Was ist nur in die SPD gefahren - außer der Angst natürlich, demnächst die Landtags-Wahl in Nordrhein-Westfalen zu verlieren? Und dann die Bundestags-Wahl im nächsten Jahr…?

Franz Müntefering setzt sich also die alt-marxistische Ballonmütze auf und agitiert gegen Investoren und Unternehmer im Allgemeinen und gegen Herrn Ackermann von der Deutschen Bank im Besondern. Nicht, dass es da nichts zu kritisieren gäbe - wie anderswo und überall auch. Aber die Wortwahl und der Tonfall! "Heuschreckenschwärme" - das klingt ja direkt wie weiland bei Franz Josef Strauß das Geschimpfe über die "Ratten und Schmeißfliegen". Die SPD fällt damit hinter das Godesberger Programm zurück - eh, pardon, das wollte ich gar nicht gesagt haben; das hat vielmehr Franz Müntefering selber gesagt, meinte damit allerdings nicht sich selbst, sondern die Berliner Landes-SPD in ihrem Kampf gegen den Religionsunterricht. Nun sind sie beide sozusagen nach Moltkes Devise vereint: Getrennt schlagen, vereint siegen  im Kampf gegen Kirche und Kapital. Nur: Moltke hatte gesiegt - bei Müntefering ist es keineswegs ausgemacht, dass mit solchen Propagandafloskeln wirklich Wähler mobilisiert werden können.
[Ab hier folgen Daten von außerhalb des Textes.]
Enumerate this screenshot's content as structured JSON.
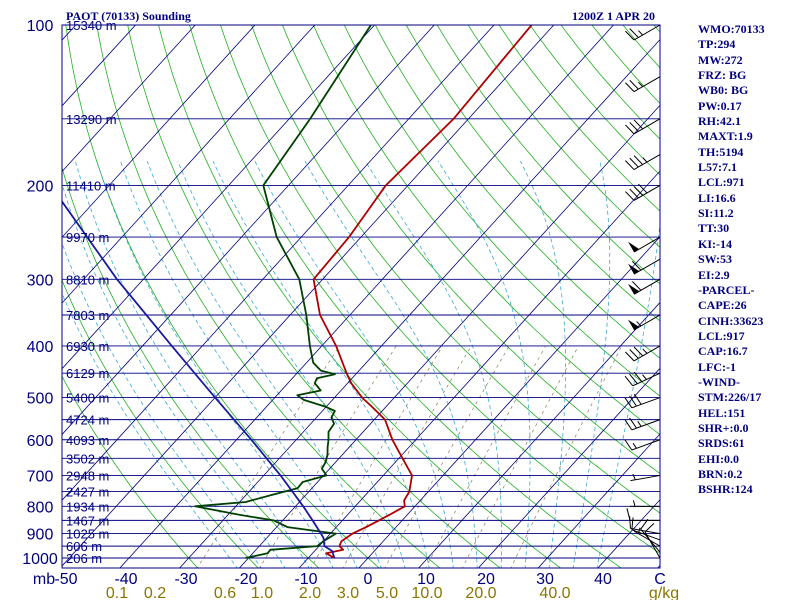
{
  "header": {
    "left_title": "PAOT (70133) Sounding",
    "right_title": "1200Z  1 APR 20"
  },
  "chart_data": {
    "type": "line",
    "title": "PAOT (70133) Sounding",
    "subtitle": "1200Z  1 APR 20",
    "x_axis": {
      "label": "",
      "unit_label": "mb",
      "ticks": [
        "-50",
        "-40",
        "-30",
        "-20",
        "-10",
        "0",
        "10",
        "20",
        "30",
        "40",
        "C"
      ]
    },
    "y_axis": {
      "scale": "log",
      "ticks": [
        "100",
        "200",
        "300",
        "400",
        "500",
        "600",
        "700",
        "800",
        "900",
        "1000"
      ]
    },
    "height_labels": [
      {
        "p": 100,
        "text": "15340 m"
      },
      {
        "p": 150,
        "text": "13290 m"
      },
      {
        "p": 200,
        "text": "11410 m"
      },
      {
        "p": 250,
        "text": "9970 m"
      },
      {
        "p": 300,
        "text": "8810 m"
      },
      {
        "p": 350,
        "text": "7803 m"
      },
      {
        "p": 400,
        "text": "6930 m"
      },
      {
        "p": 450,
        "text": "6129 m"
      },
      {
        "p": 500,
        "text": "5400 m"
      },
      {
        "p": 550,
        "text": "4724 m"
      },
      {
        "p": 600,
        "text": "4093 m"
      },
      {
        "p": 650,
        "text": "3502 m"
      },
      {
        "p": 700,
        "text": "2948 m"
      },
      {
        "p": 750,
        "text": "2427 m"
      },
      {
        "p": 800,
        "text": "1934 m"
      },
      {
        "p": 850,
        "text": "1467 m"
      },
      {
        "p": 900,
        "text": "1025 m"
      },
      {
        "p": 950,
        "text": "606 m"
      },
      {
        "p": 1000,
        "text": "206 m"
      }
    ],
    "mixing_ratio_labels": [
      "0.1",
      "0.2",
      "0.6",
      "1.0",
      "2.0",
      "3.0",
      "5.0",
      "10.0",
      "20.0",
      "40.0",
      "g/kg"
    ],
    "series": [
      {
        "role": "temperature",
        "color": "#b00000",
        "points": [
          [
            1000,
            -5.6
          ],
          [
            980,
            -7.7
          ],
          [
            965,
            -5.4
          ],
          [
            950,
            -6.6
          ],
          [
            930,
            -7.0
          ],
          [
            900,
            -6.3
          ],
          [
            875,
            -5.0
          ],
          [
            850,
            -3.9
          ],
          [
            830,
            -3.0
          ],
          [
            800,
            -1.7
          ],
          [
            780,
            -2.7
          ],
          [
            750,
            -3.2
          ],
          [
            700,
            -5.2
          ],
          [
            650,
            -9.4
          ],
          [
            600,
            -13.9
          ],
          [
            550,
            -18.2
          ],
          [
            520,
            -22.4
          ],
          [
            500,
            -25.4
          ],
          [
            470,
            -29.4
          ],
          [
            450,
            -31.7
          ],
          [
            400,
            -37.6
          ],
          [
            350,
            -45.0
          ],
          [
            300,
            -51.5
          ],
          [
            250,
            -52.0
          ],
          [
            200,
            -53.7
          ],
          [
            150,
            -52.5
          ],
          [
            100,
            -53.7
          ]
        ]
      },
      {
        "role": "dewpoint",
        "color": "#004000",
        "points": [
          [
            1000,
            -20.5
          ],
          [
            980,
            -17.5
          ],
          [
            965,
            -17.6
          ],
          [
            950,
            -10.3
          ],
          [
            930,
            -10.0
          ],
          [
            900,
            -9.1
          ],
          [
            875,
            -18.2
          ],
          [
            850,
            -21.5
          ],
          [
            830,
            -28.0
          ],
          [
            800,
            -36.8
          ],
          [
            785,
            -29.0
          ],
          [
            760,
            -25.5
          ],
          [
            740,
            -22.4
          ],
          [
            720,
            -22.5
          ],
          [
            700,
            -19.5
          ],
          [
            680,
            -21.3
          ],
          [
            660,
            -21.7
          ],
          [
            640,
            -22.5
          ],
          [
            620,
            -23.6
          ],
          [
            600,
            -24.6
          ],
          [
            580,
            -25.8
          ],
          [
            560,
            -26.1
          ],
          [
            545,
            -27.5
          ],
          [
            530,
            -27.9
          ],
          [
            520,
            -30.2
          ],
          [
            505,
            -34.8
          ],
          [
            495,
            -36.6
          ],
          [
            485,
            -33.4
          ],
          [
            470,
            -35.5
          ],
          [
            460,
            -35.9
          ],
          [
            452,
            -33.5
          ],
          [
            445,
            -36.4
          ],
          [
            430,
            -38.9
          ],
          [
            400,
            -42.0
          ],
          [
            350,
            -47.3
          ],
          [
            300,
            -53.9
          ],
          [
            250,
            -64.1
          ],
          [
            200,
            -74.2
          ],
          [
            150,
            -76.5
          ],
          [
            100,
            -80.6
          ]
        ]
      },
      {
        "role": "parcel",
        "color": "#1a1aa0",
        "points": [
          [
            1000,
            -5.6
          ],
          [
            970,
            -7.1
          ],
          [
            950,
            -9.1
          ],
          [
            917,
            -10.5
          ],
          [
            900,
            -11.6
          ],
          [
            850,
            -15.0
          ],
          [
            800,
            -18.7
          ],
          [
            700,
            -27.2
          ],
          [
            600,
            -37.5
          ],
          [
            500,
            -50.0
          ],
          [
            400,
            -65.1
          ],
          [
            300,
            -84.4
          ],
          [
            200,
            -109.8
          ],
          [
            150,
            -124.6
          ],
          [
            100,
            -145.2
          ]
        ]
      }
    ],
    "indices": [
      "WMO:70133",
      "TP:294",
      "MW:272",
      "FRZ: BG",
      "WB0: BG",
      "PW:0.17",
      "RH:42.1",
      "MAXT:1.9",
      "TH:5194",
      "L57:7.1",
      "LCL:971",
      "LI:16.6",
      "SI:11.2",
      "TT:30",
      "KI:-14",
      "SW:53",
      "EI:2.9",
      "-PARCEL-",
      "CAPE:26",
      "CINH:33623",
      "LCL:917",
      "CAP:16.7",
      "LFC:-1",
      "-WIND-",
      "STM:226/17",
      "HEL:151",
      "SHR+:0.0",
      "SRDS:61",
      "EHI:0.0",
      "BRN:0.2",
      "BSHR:124"
    ],
    "winds": [
      {
        "p": 1000,
        "dir": 330,
        "spd": 10
      },
      {
        "p": 975,
        "dir": 320,
        "spd": 10
      },
      {
        "p": 950,
        "dir": 300,
        "spd": 5
      },
      {
        "p": 925,
        "dir": 290,
        "spd": 10
      },
      {
        "p": 900,
        "dir": 280,
        "spd": 10
      },
      {
        "p": 850,
        "dir": 270,
        "spd": 10
      },
      {
        "p": 800,
        "dir": 270,
        "spd": 5
      },
      {
        "p": 700,
        "dir": 260,
        "spd": 5
      },
      {
        "p": 600,
        "dir": 250,
        "spd": 15
      },
      {
        "p": 550,
        "dir": 250,
        "spd": 25
      },
      {
        "p": 500,
        "dir": 250,
        "spd": 30
      },
      {
        "p": 450,
        "dir": 245,
        "spd": 35
      },
      {
        "p": 400,
        "dir": 240,
        "spd": 35
      },
      {
        "p": 350,
        "dir": 240,
        "spd": 55
      },
      {
        "p": 300,
        "dir": 240,
        "spd": 60
      },
      {
        "p": 275,
        "dir": 240,
        "spd": 60
      },
      {
        "p": 250,
        "dir": 240,
        "spd": 50
      },
      {
        "p": 200,
        "dir": 240,
        "spd": 40
      },
      {
        "p": 175,
        "dir": 240,
        "spd": 35
      },
      {
        "p": 150,
        "dir": 240,
        "spd": 30
      },
      {
        "p": 125,
        "dir": 240,
        "spd": 25
      },
      {
        "p": 100,
        "dir": 240,
        "spd": 25
      }
    ],
    "grid": true
  }
}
Das Gefährliche an solcher Wahlkampf-Demagogie ist freilich dieses: Wer weiß, ob man solche Schlagworte hinterher wieder einfangen und verschlucken kann? Die Atmosphäre ist erst einmal vergiftet - wie will man hinterher mit den zuvor Beschimpften wieder konstruktiv reden, falls man weiter regieren sollte. Und falls die SPD in die Opposition geraten sollte, will sie sich dann im Ernst an abgestandenen Phrasen berauschen und trösten - nur damit es, wie schon nach 1982, wieder einmal 16 Jahre dauert, bis sie wieder regierungsfähig wird - oder zumindest: Bis sie wieder an die Macht kommt um dann erst nach zwei weiteren Jahren ihre Lafontaines loszuwerden, die dann immer noch herumreden wie Müntefering heute?
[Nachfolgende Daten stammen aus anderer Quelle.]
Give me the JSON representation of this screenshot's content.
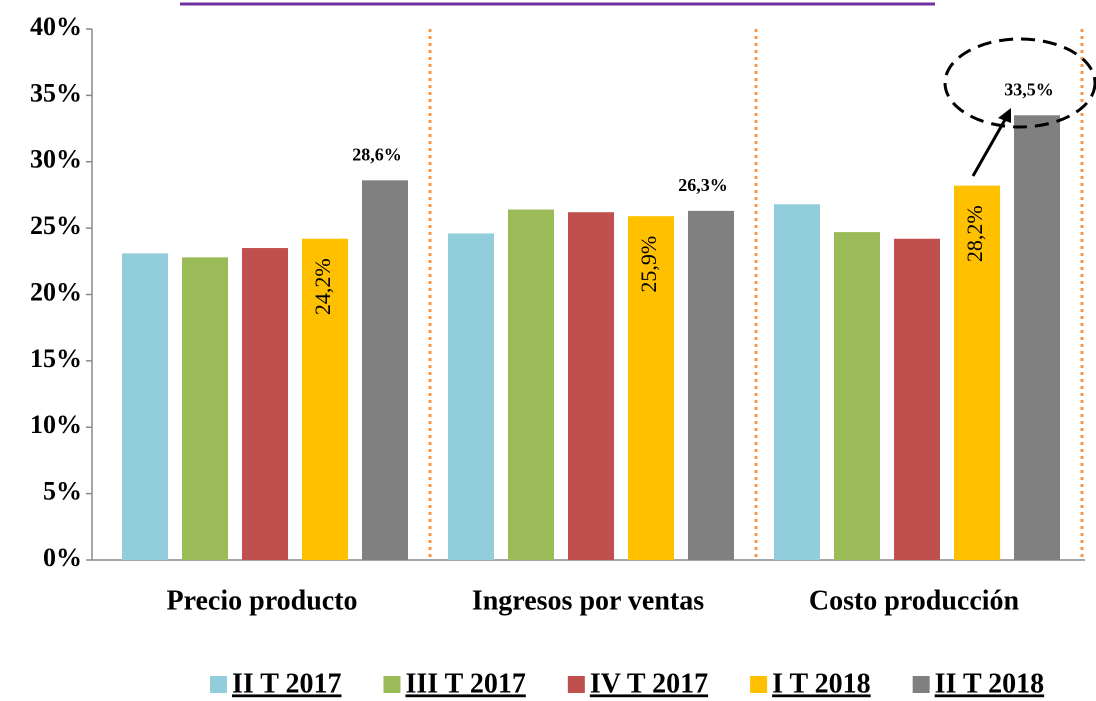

Schon gut, ich komme ins Moralisieren - dabei wollte ich mich doch nur wundern, nämlich über die Schizophrenie dieser SPD. Während also Franz Müntefering den alten Klassenkampf wieder entdeckt, betreibt Bundeskanzler Gerhard Schröder die alte Macht- und Industriepolitik weiter. Waffenembargo gegen China - aufheben! Her mit den Aufträgen für die Investoren, die Heuschreckenschwärme - und seien es Aufträge für die Rüstungsindustrie, eines Tages.

Dagegen wenigstens muckt die Partei auf. Aber weshalb lässt sie es sich gefallen, zum Dienstboten altertümlicher Agitationsformeln gemacht zu werden? Wir werden darüber nachdenken - falls es sich bei den Wahlen an Rhein und Ruhr wirklich auszahlen sollte. Im anderen Falle darf die SPD selber darüber nachdenken.